Prime expects the trade deficit for the current fiscal year to come in at around $40.4 billion, compared to $38.8 billion for the previous year, on the back of a decrease of 4.1 per cent in exports and a 2.3 per cent hike in imports due to the expected devaluation of the Egyptian pound, increasing the costs of importation.

Limiting imports tops the government’s priorities, as well as those of the Central Bank of Egypt,with a view to limiting the drainage of foreign reserves.

Last week, the Ministry of Trade and Industry announced a new system that sets out conditions for approving the foreign factories that may export to Egypt. The factories should be inspected by a technical team to make sure they abide by quality control and health standards and meet the rules of the International Labour Organisation, it said.

While the government claims that these new regulations are intended to weed out fake products and protect companies from brand imitation, importers believe they are a means to cap imports.

Egypt imported $60 billion worth of goods in fiscal year 2014-2015, compared to only $22 billion in exports.

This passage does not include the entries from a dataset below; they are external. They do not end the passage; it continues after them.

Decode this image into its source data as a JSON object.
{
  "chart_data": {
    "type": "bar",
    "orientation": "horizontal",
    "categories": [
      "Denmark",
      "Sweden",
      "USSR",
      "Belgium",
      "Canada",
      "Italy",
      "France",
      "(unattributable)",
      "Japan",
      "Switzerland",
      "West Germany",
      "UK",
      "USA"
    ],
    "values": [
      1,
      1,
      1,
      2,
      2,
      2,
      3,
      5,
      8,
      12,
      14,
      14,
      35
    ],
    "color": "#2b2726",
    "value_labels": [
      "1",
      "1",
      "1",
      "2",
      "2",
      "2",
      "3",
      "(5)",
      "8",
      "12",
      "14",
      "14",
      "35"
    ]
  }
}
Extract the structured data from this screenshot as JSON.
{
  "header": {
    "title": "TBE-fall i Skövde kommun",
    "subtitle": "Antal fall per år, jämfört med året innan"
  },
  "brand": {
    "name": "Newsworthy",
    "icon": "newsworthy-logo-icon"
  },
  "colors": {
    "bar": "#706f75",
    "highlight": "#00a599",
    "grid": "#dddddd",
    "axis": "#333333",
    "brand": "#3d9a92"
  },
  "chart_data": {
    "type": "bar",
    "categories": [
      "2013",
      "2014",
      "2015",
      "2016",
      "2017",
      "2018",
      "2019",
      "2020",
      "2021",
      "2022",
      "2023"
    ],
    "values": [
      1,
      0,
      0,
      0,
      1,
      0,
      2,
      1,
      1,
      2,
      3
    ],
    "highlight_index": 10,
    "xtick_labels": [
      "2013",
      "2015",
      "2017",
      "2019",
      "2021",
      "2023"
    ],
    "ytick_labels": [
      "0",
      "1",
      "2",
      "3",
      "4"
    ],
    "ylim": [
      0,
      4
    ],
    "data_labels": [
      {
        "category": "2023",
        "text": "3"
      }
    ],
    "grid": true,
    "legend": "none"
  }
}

As for the balance of services, this witnessed a decline in the surplus by 22.6 per cent to $1.7 billion. The decline was expected as tourism revenues fell by 17.5 per cent in the light of the drop in the number of tourist nights spent in Egypt, from 26.1 million to 23.7 million during the quarter.

Moreover, Suez Canal receipts declined by 7.3 per cent due to slower growth in world trade.

“A further decline in these revenues is expected to continue for the rest of the current fiscal year on the back of the current insecurity incidents witnessed in the country, especially after the Russian plane crash that occurred last October, as well as the global recession and the fall in international oil prices that will affect the flow of trade passing through the Suez Canal,” commented Prime researchers.

As for transfers, which indicate the flow of foreign capital into the country, these were particularly hard hit, losing 98 per cent of their value. The setback was expected as the Gulf countries, main donors to Egypt since July 2013, are burdened by the decline in world oil prices.

Foreign capital flows are not expected to improve any time soon, as Saudi Arabia is attempting to curb its budget deficit and cut spending, making further aid to Egypt doubtful.

Prime expects official transfers to not exceed $1 billion for the current fiscal year, compared to $2.7 billion and $12 billion in 2015 and 2014, respectively. The figure assumes that the government will acquire a grant for $500 million, currently under negotiation, as part of the $1.5 billion aid package offered to Egypt by the Saudi Development Fund.

A five per cent increase in foreign direct investment to reach $1.38 billion was one rare positive aspect of the balance of payments figures.

The bearish performance of the Egyptian stock exchange also translated into a decrease in portfolio investments to register an outflow of $1.4 billion last year, compared to an inflow of $316 million in the same period of the previous year.

Part of the decline is attributed to the repayment of $1.25 billion of maturing US-backed bonds in September.